I don’t deny the possibility that competition might boost academic performance. But wherever there are competitions, there will also be someone left behind. When a competition was initiated and subsequently materialized, who are going to care for the marginalized, the defeated, and the left behind? In the business world, nobody will. The winners flourish and the losers die out. Such is the potent mechanism of market economy. But wait a second. How about our kids? Are the mechanisms set by NCLB going to provide resources and create opportunities for the ones left-behind to catch up, or weed them out as the market economy punished the not-so-lucky businesses?
Circling back to the federal measures enforced to dismantle de jure segregation, a similar circumstance could be observed. Although the court decision on Brown v. Broad of Education provided legal framework in 1954 for public school desegregation, desegregation was not enforced on a massive bases till a decade later—not until the 1964 Civil Rights Act threatened to take away public school funding from segregated school districts. Against the backdrop of the passage of ESEA, which vastly increased federal funding for public schools, Southern schools found it increasingly difficult to defy the federal mandate. Rather than embracing desegregation measures wholeheartedly, however, some southern school districts, those whose boards were dominated by white supremacist, device ways to maintain status quo while evading the punishment. Take the Drew District in Sunflower County, Mississippi, for instance, the school board proposed a “freedom of choice” law. (Doesn’t this sound familiar? It reminded me of the ongoing choice movement that propelled the development of charter schools, vouchers, and cyber schools.) It allowed the parents to choose which schools to send their children. The lawmakers thought no black parents would dare to send their children to one of the traditionally white schools by choice, so the segregated school system could be upheld “voluntarily” and everyone would “be kept in place.”
Just as the white supremacist had calculated, the law discouraged black students from entering traditionally white schools except the sole instance when Mae Bertha Carter courageously enrolled her children into the traditionally white schools. While the maltreatment and psychological burden the children had to endure deserve the scrutinization of another blog post, meaningful desegregation was not carried out in Drew County until a decade later. The white supremacists’ manipulation of the law counted for the frustrating consequence, but it is safe to conclude that the federal policy (threatening to take away funding) failed to enforce changes it wanted to see effectively.

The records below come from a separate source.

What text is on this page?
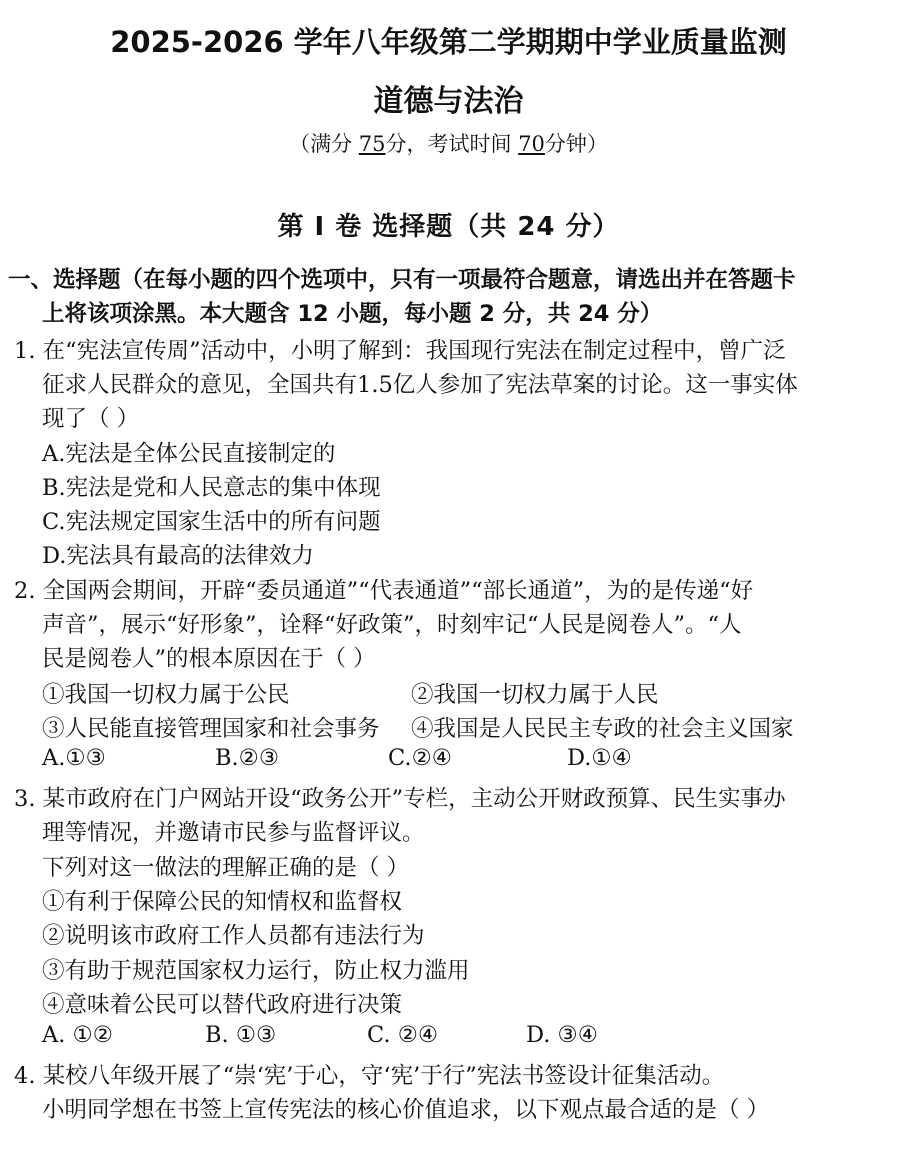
2025-2026 学年八年级第二学期期中学业质量监测
道德与法治
（满分 75分，考试时间 70分钟）
第 Ⅰ 卷 选择题（共 24 分）
一、选择题（在每小题的四个选项中，只有一项最符合题意，请选出并在答题卡
上将该项涂黑。本大题含 12 小题，每小题 2 分，共 24 分）
1. 在“宪法宣传周”活动中，小明了解到：我国现行宪法在制定过程中，曾广泛
征求人民群众的意见，全国共有1.5亿人参加了宪法草案的讨论。这一事实体
现了（ ）
A.宪法是全体公民直接制定的
B.宪法是党和人民意志的集中体现
C.宪法规定国家生活中的所有问题
D.宪法具有最高的法律效力
2. 全国两会期间，开辟“委员通道”“代表通道”“部长通道”，为的是传递“好
声音”，展示“好形象”，诠释“好政策”，时刻牢记“人民是阅卷人”。“人
民是阅卷人”的根本原因在于（ ）
①我国一切权力属于公民	②我国一切权力属于人民
③人民能直接管理国家和社会事务 ④我国是人民民主专政的社会主义国家
A.①③	B.②③	C.②④	D.①④
3. 某市政府在门户网站开设“政务公开”专栏，主动公开财政预算、民生实事办
理等情况，并邀请市民参与监督评议。
下列对这一做法的理解正确的是（ ）
①有利于保障公民的知情权和监督权
②说明该市政府工作人员都有违法行为
③有助于规范国家权力运行，防止权力滥用
④意味着公民可以替代政府进行决策
A. ①②	B. ①③	C. ②④	D. ③④
4. 某校八年级开展了“崇‘宪’于心，守‘宪’于行”宪法书签设计征集活动。
小明同学想在书签上宣传宪法的核心价值追求，以下观点最合适的是（ ）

The percentage of black students attending public schools with white did rise in Drew County in the following decades. But what worth noticing is the re-segregation process came after the meaningful desegregation in the 1960s. “White flight” as it was characterized by locals occurred as private academies were established around the same era. White students began to enroll in private schools and black students gotten once again left behind, this time in “desegregated” public schools. It is such an irony that NCLB was proposed to hold public schools across the board accountable for students’ academic performance, while racial inequalities within public school system remained unaddressed. Schools once again were threatened to lose funding, but this time for failures among competitions against each other.